We have regularly sought out new speakers for CodeMash and each year we have a large percentage of new-to-CodeMash speakers. As we did last year, we are once again being intentional about including at least 13 talks from speakers who are new to CodeMash. This means that in each session slot throughout the conference, there will be at least one session that is presented by a speaker who has never spoken at CodeMash before (or possibly ever). We will be encouraging folks to attend these sessions and hope that it will drive diversity of thought and develop new talent within our community.

Advanced Topics

Each year, we have some folks who love the level of the content and others who yearn for that really advanced session on that niche topic that all of four people in the world care about. We are specifically looking to feature one “Advanced” session during each time slot (13). We hope that this will result in some amazing sessions and, if you have extensive experience in a topic area, we encourage you to submit an advanced talk.

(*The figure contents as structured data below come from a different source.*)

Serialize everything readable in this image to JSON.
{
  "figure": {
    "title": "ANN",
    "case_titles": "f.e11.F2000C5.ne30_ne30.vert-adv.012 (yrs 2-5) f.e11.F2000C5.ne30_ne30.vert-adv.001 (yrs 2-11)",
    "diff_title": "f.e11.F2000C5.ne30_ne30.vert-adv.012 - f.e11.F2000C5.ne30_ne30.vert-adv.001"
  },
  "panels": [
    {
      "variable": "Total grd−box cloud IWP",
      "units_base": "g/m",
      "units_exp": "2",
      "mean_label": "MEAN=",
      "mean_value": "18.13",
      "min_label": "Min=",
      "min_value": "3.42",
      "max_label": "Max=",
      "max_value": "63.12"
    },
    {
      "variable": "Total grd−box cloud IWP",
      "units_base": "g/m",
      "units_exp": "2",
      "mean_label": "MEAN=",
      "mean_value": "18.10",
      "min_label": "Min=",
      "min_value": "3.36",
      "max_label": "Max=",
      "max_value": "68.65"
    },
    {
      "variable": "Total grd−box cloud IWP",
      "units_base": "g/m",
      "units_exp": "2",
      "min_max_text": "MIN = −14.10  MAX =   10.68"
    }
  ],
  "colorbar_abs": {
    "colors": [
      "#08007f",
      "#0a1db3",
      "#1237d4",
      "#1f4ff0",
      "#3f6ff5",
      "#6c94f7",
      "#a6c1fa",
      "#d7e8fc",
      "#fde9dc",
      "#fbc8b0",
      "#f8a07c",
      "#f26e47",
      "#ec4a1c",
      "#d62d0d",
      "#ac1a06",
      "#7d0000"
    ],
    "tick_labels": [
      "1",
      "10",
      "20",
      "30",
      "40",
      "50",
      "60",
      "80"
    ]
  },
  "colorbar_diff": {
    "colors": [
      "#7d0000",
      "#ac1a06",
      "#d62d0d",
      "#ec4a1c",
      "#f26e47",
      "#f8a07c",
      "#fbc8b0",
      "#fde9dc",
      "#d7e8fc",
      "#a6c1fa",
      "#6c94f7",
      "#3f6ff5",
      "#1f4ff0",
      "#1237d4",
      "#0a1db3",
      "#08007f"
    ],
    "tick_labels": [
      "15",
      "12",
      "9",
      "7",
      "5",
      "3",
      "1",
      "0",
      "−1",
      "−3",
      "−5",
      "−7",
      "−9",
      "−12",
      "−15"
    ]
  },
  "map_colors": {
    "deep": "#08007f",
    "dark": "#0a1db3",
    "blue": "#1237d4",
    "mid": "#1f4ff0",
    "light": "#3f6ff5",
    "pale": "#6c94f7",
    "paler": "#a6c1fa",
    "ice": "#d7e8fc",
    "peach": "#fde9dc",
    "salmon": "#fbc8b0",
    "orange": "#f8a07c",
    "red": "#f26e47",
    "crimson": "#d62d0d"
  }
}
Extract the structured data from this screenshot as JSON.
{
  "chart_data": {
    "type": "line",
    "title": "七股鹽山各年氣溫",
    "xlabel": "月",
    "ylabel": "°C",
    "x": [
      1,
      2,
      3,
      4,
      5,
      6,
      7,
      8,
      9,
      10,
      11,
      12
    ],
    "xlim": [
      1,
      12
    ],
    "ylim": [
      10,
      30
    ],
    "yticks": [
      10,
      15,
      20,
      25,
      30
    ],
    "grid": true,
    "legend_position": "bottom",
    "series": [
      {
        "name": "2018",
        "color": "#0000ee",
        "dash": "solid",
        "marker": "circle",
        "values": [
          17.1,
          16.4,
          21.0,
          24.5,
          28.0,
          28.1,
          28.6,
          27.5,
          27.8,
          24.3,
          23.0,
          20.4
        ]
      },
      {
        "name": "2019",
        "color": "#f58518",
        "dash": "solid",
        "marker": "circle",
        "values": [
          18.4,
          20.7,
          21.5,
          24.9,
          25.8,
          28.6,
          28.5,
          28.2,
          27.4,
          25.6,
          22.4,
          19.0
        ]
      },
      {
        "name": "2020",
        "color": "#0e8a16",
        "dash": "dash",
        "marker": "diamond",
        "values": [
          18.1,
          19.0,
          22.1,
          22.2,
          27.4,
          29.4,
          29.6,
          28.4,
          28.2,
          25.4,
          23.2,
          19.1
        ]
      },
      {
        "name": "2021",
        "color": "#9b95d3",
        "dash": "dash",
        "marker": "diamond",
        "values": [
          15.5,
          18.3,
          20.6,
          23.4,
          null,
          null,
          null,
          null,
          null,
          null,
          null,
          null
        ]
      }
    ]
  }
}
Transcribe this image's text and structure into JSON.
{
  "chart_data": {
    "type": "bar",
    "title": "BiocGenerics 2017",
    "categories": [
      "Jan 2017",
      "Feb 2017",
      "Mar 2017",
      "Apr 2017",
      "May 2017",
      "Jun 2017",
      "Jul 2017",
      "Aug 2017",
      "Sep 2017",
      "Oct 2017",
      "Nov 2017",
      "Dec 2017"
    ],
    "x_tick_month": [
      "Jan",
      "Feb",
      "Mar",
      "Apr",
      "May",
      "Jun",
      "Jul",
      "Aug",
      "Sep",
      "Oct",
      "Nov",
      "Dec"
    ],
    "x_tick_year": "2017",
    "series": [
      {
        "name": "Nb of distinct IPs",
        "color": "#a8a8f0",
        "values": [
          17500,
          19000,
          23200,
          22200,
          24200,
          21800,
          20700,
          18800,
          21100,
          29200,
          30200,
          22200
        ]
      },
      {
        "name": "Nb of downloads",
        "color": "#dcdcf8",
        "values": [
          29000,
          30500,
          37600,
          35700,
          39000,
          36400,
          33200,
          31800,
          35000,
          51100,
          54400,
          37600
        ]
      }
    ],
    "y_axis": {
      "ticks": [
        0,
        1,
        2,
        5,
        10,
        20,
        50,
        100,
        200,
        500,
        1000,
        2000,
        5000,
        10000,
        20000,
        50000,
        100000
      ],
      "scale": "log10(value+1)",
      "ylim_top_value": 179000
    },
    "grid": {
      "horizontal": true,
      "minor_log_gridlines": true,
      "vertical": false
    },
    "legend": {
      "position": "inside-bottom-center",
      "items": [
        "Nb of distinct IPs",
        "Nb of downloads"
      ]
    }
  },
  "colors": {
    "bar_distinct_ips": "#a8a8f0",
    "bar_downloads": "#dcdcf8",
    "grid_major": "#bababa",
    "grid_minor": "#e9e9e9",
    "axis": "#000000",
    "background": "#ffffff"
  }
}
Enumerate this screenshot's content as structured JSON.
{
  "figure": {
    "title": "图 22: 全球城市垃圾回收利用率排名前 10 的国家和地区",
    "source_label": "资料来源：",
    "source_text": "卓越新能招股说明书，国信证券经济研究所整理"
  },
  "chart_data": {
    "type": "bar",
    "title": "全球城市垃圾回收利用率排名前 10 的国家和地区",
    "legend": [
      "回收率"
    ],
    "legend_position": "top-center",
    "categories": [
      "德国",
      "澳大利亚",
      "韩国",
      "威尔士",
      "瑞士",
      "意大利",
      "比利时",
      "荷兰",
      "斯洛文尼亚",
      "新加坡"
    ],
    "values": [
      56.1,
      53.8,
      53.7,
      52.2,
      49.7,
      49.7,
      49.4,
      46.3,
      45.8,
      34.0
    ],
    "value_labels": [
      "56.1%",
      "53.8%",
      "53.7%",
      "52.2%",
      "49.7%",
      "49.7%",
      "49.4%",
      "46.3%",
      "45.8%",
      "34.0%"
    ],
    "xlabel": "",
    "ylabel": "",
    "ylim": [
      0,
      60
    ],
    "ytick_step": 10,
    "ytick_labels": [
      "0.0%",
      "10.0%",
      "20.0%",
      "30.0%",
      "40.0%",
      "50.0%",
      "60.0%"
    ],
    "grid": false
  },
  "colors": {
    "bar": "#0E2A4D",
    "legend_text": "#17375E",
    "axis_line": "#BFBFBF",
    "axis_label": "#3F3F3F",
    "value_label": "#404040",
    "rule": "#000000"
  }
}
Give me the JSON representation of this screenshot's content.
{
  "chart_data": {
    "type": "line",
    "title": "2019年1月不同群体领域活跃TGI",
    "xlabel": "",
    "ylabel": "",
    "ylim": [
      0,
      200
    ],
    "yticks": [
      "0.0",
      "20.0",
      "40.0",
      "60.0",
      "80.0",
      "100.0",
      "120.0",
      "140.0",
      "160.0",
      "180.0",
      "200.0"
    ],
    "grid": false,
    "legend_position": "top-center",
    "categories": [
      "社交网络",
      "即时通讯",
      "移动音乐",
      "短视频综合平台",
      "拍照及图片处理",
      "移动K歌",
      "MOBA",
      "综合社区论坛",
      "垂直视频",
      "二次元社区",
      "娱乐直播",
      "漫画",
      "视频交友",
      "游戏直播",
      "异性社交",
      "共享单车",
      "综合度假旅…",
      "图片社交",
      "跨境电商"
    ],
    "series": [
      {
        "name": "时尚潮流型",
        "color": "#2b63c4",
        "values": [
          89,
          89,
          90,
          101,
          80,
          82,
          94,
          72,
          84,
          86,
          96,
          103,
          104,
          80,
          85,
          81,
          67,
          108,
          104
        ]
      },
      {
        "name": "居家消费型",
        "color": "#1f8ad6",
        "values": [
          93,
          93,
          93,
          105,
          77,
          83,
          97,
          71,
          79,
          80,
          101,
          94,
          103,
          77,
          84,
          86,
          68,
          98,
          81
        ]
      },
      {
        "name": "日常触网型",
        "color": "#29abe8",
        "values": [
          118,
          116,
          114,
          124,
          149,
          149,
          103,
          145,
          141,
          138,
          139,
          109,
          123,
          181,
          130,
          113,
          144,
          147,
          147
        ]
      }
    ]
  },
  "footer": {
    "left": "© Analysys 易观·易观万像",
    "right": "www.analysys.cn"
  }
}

Each credentialed precompiler, general session, or Kidzmash speaker will receive the following benefits in thanks for their time, effort, and expertise at CodeMash. Please be aware that while we allow you to have anyone help you in your session that you would like, we can recognize/bestow benefits on only one speaker per accepted session. Some precompiler sessions can have secondary speakers – if you are submitting a precompiler session that requires a secondary speaker, you must provide an explanation in the “Notes for the reviewer section”. Thank you for making CodeMash great. Additionally, secondary speakers for precompilers must be disclosed at the time of session submission. Secondary speakers cannot be added after sessions have been accepted. 

  • A hotel room reservation, on campus, at the Kalahari to minimize fighting with the Mongol Horde to find a place to stay. That being said, you might end up closer to the water park, so bring good walking shoes. These reservations will be made for you after speaker selections have been made. You will have the opportunity, at your expense, to upgrade the room depending on availability. If you choose to do this, you will be responsible for any cost increase. 
  • A four-day pass to CodeMash. See Horde comment above. 
  • During speaker registration, which is how you commit to speaking at CodeMash once you are selected, you will be able to pick a special speaker gift. They are all roughly the same value. Gifts from last year include a nice speaker shirt, a food basket, an Arduino kit, a giant USB battery for your phone, and many more. 
  • All attendee benefits as well. I guess speakers inherit from the attendee base class. (this includes the famous, and usually really needed, CodeMash HoodieTM). 
  • Unlimited access to a secret speaker bunker, loaded with snacks, drinks, and jet fuel. Red Bull may replace jet fuel based on market prices. This room also includes tables with comfy chairs so you can get work done. 
  • PRECOMPILERS ONLY: In recognition of the amount of time and effort that is required to deliver a successful precompiler session, we are offering a $250 honorarium per 4-hour workshop. This is available only to the primary speaker. 
  • Speakers who need it (wouldn’t be able to come otherwise) can apply for travel grants to help cover their transportation costs. There are a limited number of these and will be limited to $500 each. After selections have been made, speakers will be given the opportunity to apply.